À partir de 2025, les consommateurs français pourraient voir leurs achats sur des plateformes comme Shein devenir nettement plus coûteux. Une nouvelle taxe environnementale, surnommée « malus fast fashion », prévoit d’imposer jusqu’à 10 euros par article acheté sur ces sites. Mais pourquoi cette mesure frappe-t-elle plus durement les clients des plateformes à bas coût que ceux des enseignes traditionnelles ?
Une taxe fixe aux conséquences variables
La proposition de loi adoptée par l’Assemblée nationale en mars 2024 prévoit un malus environnemental pouvant atteindre 10 euros par article d’ici 2030, avec une première étape à 5 euros en 2025. Cette taxe vise spécifiquement les entreprises de « fast fashion » qui produisent massivement des vêtements à bas coût, renouvelant constamment leurs collections.
Si le montant de la taxe est fixe par article, son impact est proportionnellement plus lourd sur les articles bon marché. Par exemple, un t-shirt à 5 euros verra son prix doubler avec une taxe de 5 euros, soit une augmentation de 100 %. En revanche, un vêtement à 50 euros ne subira qu’une hausse de 10 %.
Shein et Temu : des prix bas, une taxe plus lourde
Shein et Temu se sont imposés en France grâce à des prix défiant toute concurrence. Selon l’Institut français de la mode, le prix moyen d’un article sur Shein est d’environ 10 euros, tandis que le panier moyen sur Temu est de 20 euros.

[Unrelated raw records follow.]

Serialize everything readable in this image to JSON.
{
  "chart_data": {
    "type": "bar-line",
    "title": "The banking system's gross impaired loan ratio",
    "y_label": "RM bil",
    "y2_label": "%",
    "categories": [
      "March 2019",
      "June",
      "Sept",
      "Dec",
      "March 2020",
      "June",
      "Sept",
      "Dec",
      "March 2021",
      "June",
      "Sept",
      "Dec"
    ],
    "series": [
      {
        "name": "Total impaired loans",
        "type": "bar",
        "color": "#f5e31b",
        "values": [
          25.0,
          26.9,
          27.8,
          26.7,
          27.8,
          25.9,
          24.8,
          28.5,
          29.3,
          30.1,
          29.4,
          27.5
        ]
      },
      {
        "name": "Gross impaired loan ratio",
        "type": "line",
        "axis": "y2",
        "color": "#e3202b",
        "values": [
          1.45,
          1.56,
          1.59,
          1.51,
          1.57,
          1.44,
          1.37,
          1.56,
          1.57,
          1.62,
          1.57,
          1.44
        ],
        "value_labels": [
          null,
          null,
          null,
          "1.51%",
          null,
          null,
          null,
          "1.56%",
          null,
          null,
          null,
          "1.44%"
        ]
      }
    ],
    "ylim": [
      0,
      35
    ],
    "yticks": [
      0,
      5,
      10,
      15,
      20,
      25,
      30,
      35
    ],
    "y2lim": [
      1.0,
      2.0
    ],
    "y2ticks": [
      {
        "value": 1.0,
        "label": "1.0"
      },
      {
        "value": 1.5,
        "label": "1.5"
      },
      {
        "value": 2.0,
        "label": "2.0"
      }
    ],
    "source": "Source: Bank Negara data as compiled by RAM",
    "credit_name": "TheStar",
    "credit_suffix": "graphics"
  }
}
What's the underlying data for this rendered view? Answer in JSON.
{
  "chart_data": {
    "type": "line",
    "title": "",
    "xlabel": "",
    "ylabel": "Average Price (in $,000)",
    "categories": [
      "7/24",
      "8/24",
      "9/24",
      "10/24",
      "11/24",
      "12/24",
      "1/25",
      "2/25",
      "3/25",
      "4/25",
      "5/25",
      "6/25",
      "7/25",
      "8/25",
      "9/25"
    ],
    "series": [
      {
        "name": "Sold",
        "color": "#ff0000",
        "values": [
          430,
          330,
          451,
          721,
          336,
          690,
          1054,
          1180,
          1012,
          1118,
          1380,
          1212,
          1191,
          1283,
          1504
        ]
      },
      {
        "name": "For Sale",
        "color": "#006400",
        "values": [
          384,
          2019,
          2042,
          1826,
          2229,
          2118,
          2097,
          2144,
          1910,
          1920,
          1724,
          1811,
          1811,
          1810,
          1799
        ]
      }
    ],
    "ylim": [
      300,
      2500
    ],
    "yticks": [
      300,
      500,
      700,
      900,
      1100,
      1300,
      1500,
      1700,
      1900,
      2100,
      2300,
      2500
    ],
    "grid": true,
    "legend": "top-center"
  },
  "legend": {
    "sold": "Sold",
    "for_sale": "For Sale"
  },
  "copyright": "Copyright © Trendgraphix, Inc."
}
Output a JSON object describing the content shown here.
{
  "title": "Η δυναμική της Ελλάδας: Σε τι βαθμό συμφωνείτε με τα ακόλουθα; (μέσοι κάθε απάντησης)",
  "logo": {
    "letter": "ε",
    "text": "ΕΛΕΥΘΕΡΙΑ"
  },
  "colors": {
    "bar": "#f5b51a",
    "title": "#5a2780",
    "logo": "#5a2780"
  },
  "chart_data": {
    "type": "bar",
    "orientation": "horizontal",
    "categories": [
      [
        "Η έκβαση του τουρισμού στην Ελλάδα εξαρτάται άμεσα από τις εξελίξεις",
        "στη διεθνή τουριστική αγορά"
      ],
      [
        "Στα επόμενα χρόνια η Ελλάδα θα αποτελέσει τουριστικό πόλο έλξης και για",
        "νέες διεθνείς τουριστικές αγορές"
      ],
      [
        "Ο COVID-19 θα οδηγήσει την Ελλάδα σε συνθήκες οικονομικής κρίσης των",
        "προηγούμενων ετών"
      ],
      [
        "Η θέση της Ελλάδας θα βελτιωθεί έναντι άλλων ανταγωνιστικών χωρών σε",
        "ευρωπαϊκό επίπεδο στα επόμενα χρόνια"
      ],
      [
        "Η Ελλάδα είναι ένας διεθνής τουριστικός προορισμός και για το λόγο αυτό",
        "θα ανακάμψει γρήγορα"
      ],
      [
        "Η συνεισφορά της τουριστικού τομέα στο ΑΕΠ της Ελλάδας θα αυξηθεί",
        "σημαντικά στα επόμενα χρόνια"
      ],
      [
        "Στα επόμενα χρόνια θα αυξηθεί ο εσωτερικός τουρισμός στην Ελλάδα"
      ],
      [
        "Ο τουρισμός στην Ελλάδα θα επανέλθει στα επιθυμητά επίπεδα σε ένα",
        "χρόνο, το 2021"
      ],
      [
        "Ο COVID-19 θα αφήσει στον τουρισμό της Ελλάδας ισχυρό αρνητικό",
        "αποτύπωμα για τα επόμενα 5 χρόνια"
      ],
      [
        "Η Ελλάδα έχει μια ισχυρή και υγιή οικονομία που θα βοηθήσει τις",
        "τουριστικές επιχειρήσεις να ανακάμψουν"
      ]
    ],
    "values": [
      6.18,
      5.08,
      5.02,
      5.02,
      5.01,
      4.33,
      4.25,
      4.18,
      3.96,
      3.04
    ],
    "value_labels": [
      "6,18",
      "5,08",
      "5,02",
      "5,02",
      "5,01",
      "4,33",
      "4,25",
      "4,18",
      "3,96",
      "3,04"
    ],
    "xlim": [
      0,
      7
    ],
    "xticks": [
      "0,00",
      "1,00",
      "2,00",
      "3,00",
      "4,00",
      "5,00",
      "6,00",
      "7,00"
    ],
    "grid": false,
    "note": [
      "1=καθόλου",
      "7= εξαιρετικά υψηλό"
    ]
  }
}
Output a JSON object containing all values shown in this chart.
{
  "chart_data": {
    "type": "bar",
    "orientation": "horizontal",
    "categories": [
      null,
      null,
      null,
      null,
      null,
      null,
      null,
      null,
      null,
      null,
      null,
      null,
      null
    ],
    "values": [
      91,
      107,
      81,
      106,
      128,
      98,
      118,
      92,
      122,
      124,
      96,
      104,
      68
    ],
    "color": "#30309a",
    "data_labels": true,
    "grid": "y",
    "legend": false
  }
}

Avec l’application de la taxe, un article à 10 euros sur Shein coûtera 15 euros en 2025, puis 20 euros en 2030. Sur Temu, un panier moyen de 20 euros passera à 25 euros, puis à 30 euros. Cette hausse représente une augmentation significative pour des consommateurs attirés par les petits prix.
La loi vise spécifiquement les plateformes comme Shein et Temu, qui inondent le marché de nouveaux modèles à un rythme effréné. Shein, par exemple, mettrait en ligne jusqu’à 7 200 nouveaux modèles par jour, ne lançant la production massive que pour les produits les plus demandés, à la différence des enseignes comme Zara ou H&M qui produisent de nouvelles lignes toutes les six semaines, générant des montagnes d’invendus.
C’est toute l’ambiguïté de la proposition de loi qui exclut de son périmètre les marques de fast fashion traditionnelles et la grande distribution, dont le modèle est pourtant tout autant critiquable d’un point de vue environnemental.
Une TVA sur les produits des plus pauvres
Cette mesure soulève des critiques. Certains estiment qu’elle pénalise les consommateurs aux revenus modestes, pour qui ces plateformes représentent une solution économique pour s’habiller. Christophe Castaner, directeur RSE de Shein France, a d’ailleurs déclaré : « On est en train d’inventer une TVA sur les produits des plus pauvres. »
En France, plus de 12 millions de personnes vivent sous le seuil de pauvreté. Pour ces foyers, le recours à des vêtements à très bas coût est une nécessité, pas un choix. Un sondage relayé par plusieurs associations de consommateurs indique qu’un tiers des acheteurs de plateformes ultra low-cost déclarent acheter en ligne parce qu’ils ne peuvent pas s’habiller autrement à prix raisonnable. Ces plateformes permettent de se vêtir pour moins de 50 euros par mois, là où une enseigne classique facture parfois 30 à 40 euros une seule pièce.
Prenons un panier type de 5 articles pour 45 euros – soit environ 9 euros par pièce. En 2030, ce même panier serait taxé de 50 euros, portant son prix total à 95 euros. Une hausse de plus de 110 %, insoutenable pour beaucoup de ménages. À l’échelle d’une famille avec deux enfants, le surcoût annuel lié à cette taxe pourrait dépasser les 600 euros, en supposant 3 commandes par saison.
Alors que les prix de l’alimentation, de l’électricité ou des loyers continuent d’augmenter, cette taxe sur la mode bon marché risque de toucher de plein fouet ceux qui n’ont d’autre choix que de privilégier le prix au reste. Une mesure pensée pour l’écologie, mais qui, en l’absence de compensation sociale ou d’alternatives accessibles, risque d’aggraver les fractures économiques déjà profondes.